Bei einem Atomunfall in Südfrankreich läuft radioaktiv verseuchte Flüssigkeit in die Gewässer. Behörden verbieten den Genuss von Trinkwasser.

Schon 2003 hatten Greenpeace-Aktivisten Grund, vor dem AKW Tricastin zu protestieren. Bild: ap

Atomunfall in Frankreich: Auf dem Gelände der südfranzösischen Atomanlage von Tricastin ist in der Nacht zu Dienstag eine große Menge Uran in den Boden, in das Grundwasser und in die beiden benachbarten Flüsse Gaffière und Auzon geschwappt. In den beiden Zuflüssen zur Rhône wurde am Dienstag eine tausendfache Uranbelastung gemessen. Dennoch wurde die örtliche Bevölkerung erst zehn Stunden nach dem Unfall informiert. Noch viel später veröffentlichte die Präfektur einen Erlass für die umliegenden drei Gemeinden, in dem sie das Wassertrinken, Wassersport, Bewässerung von Gärten und Feldern sowie den Konsum von geangelten Fischen bis auf Weiteres verbietet. Am Mittwoch lieferten Tanklaster den Anwohnern Trinkwasser. Thierry Charles vom französischen Institut für Nukleare Sicherheit (IRSN) erklärte: "Wenn die Leute kein Wasser trinken, gibt es kein Kontaminierungsrisiko."

Über den Unfallhergang war bei Redaktionsschluss noch wenig bekannt. Beteiligt war das Uranverarbeitungsunternehmen Socatri, eine Tochterfirma des Atomkonzerns Areva, die auf dem Atomgelände von Tricastin arbeitet. Tricastin ist nach der Wiederaufbereitungsanlage von La Hague die zweitgrößte Atomanlage Frankreichs. Bei Socatri floss ein Uranbehälter über. Der Inhalt ging nicht, wie die Sicherheitsregeln das vorschreiben, in ein Auffangbecken, sondern sickerte sofort in den Boden. Da Socatri am Südrand des Atomgeländes und direkt an einem Wasserlauf liegt, kontaminierte ein Teil des Urans das Wasser.
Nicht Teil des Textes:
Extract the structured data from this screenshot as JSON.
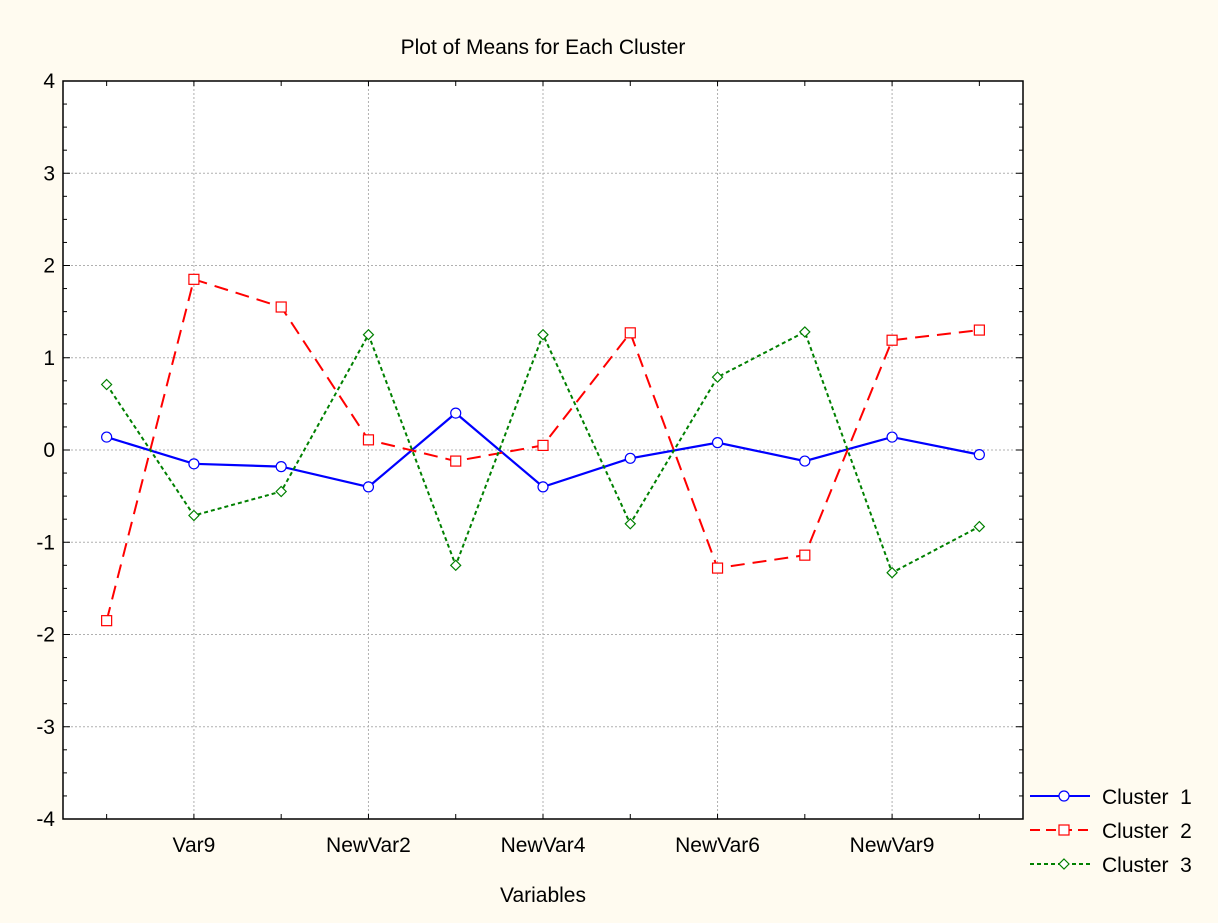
{
  "chart_data": {
    "type": "line",
    "title": "Plot of Means for Each Cluster",
    "xlabel": "Variables",
    "ylabel": "",
    "ylim": [
      -4,
      4
    ],
    "yticks": [
      -4,
      -3,
      -2,
      -1,
      0,
      1,
      2,
      3,
      4
    ],
    "categories": [
      "",
      "Var9",
      "",
      "NewVar2",
      "",
      "NewVar4",
      "",
      "NewVar6",
      "",
      "NewVar9",
      ""
    ],
    "grid": true,
    "legend_position": "bottom-right",
    "series": [
      {
        "name": "Cluster  1",
        "color": "#0000ff",
        "marker": "circle",
        "dash": "solid",
        "values": [
          0.14,
          -0.15,
          -0.18,
          -0.4,
          0.4,
          -0.4,
          -0.09,
          0.08,
          -0.12,
          0.14,
          -0.05
        ]
      },
      {
        "name": "Cluster  2",
        "color": "#ff0000",
        "marker": "square",
        "dash": "dashed",
        "values": [
          -1.85,
          1.85,
          1.55,
          0.11,
          -0.12,
          0.05,
          1.27,
          -1.28,
          -1.14,
          1.19,
          1.3
        ]
      },
      {
        "name": "Cluster  3",
        "color": "#008000",
        "marker": "diamond",
        "dash": "dotted",
        "values": [
          0.71,
          -0.71,
          -0.45,
          1.25,
          -1.25,
          1.25,
          -0.8,
          0.79,
          1.28,
          -1.33,
          -0.83
        ]
      }
    ]
  }
}
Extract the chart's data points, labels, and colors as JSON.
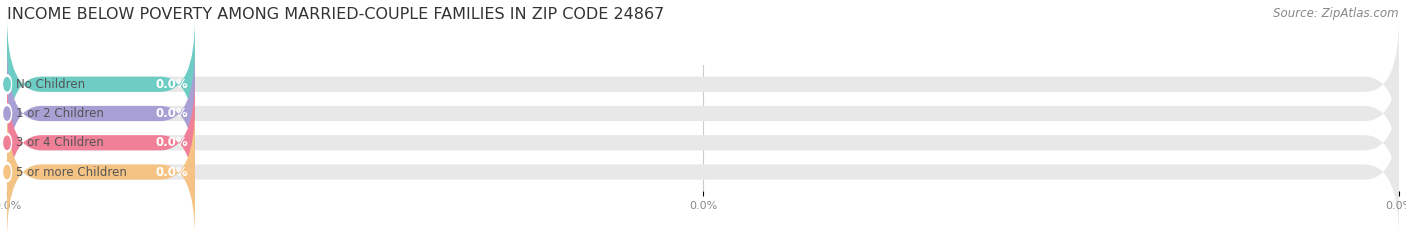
{
  "title": "INCOME BELOW POVERTY AMONG MARRIED-COUPLE FAMILIES IN ZIP CODE 24867",
  "source_text": "Source: ZipAtlas.com",
  "categories": [
    "No Children",
    "1 or 2 Children",
    "3 or 4 Children",
    "5 or more Children"
  ],
  "values": [
    0.0,
    0.0,
    0.0,
    0.0
  ],
  "bar_colors": [
    "#6dccc4",
    "#a89fd4",
    "#f08098",
    "#f5c485"
  ],
  "bar_bg_color": "#e8e8e8",
  "value_labels": [
    "0.0%",
    "0.0%",
    "0.0%",
    "0.0%"
  ],
  "xlim": [
    0,
    100
  ],
  "xtick_positions": [
    0.0,
    50.0,
    100.0
  ],
  "xtick_labels": [
    "0.0%",
    "0.0%",
    "0.0%"
  ],
  "bg_color": "#ffffff",
  "title_fontsize": 11.5,
  "label_fontsize": 8.5,
  "source_fontsize": 8.5,
  "bar_height": 0.52,
  "value_label_color": "#ffffff",
  "colored_bar_width": 13.5,
  "circle_color": "#ffffff",
  "category_label_color": "#555555",
  "grid_color": "#cccccc"
}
Nach Mitteilung von Socatri ereignete sich der Unfall um 6.30 Uhr am Dienstagmorgen. Hingegen meldet des Institut für nukleare Sicherheit, das Uran sei bereits um 23 Uhr am Montagabend ausgetreten. Zu den widersprüchlichen Zeitangaben kommt hinzu, dass auch die ausgetretene Uranmenge umstritten ist. Nachdem die Socatri zunächst von 30 Kubikmeter Flüssigkeit mit insgesamt 360 Kilogramm Uran gesprochen hatte, korrigierte die Firma ihre Zahl am Mittwoch herunter: auf 6,25 Kubikmeter wässriger Lösung mit 75 Kilogramm Uran. Fest steht, dass die Politiker vor Ort erst am Dienstag um 13.30 Uhr und die Medien erst am Dienstag um 16 Uhr informiert wurden. Die staatliche Atomaufsicht wurde am Dienstagmorgen informiert und will wegen möglicherweise verspäteter Benachrichtigung "nötigenfalls Strafen verhängen", so die Behörde.

Der französische Atomkonzern Areva, Hauptbetreiber der Anlage von Tricastin, wo sich auch ein AKW befindet, erklärte, der Austritt der radioaktiven Flüssigkeit habe weder Folgen für das Personal noch für die Anwohner der Anlage. Auch ein Ingenieur von der französischen Atomaufsicht meint, die Gefahr für die Umwelt und für Personen sei nur "sehr gering". Zudem werde das Uran über die beiden Zuflüsse sehr schnell in die Rhône gelangen und sich dort "auflösen".

Umweltinitiativen schätzen die Gefahren, die jetzt von Tricastin ausgehen, jedoch anders ein. Das Antiatomnetzwerk Réseau Sortir du Nucléaire sieht eine "erhöhte Krebsgefahr" für die Anwohner. Am kommenden Samstag organisiert Réseau Sortir du Nucleaire eine schon seit Langem geplante Demonstration gegen die französische Atompolitik in Paris.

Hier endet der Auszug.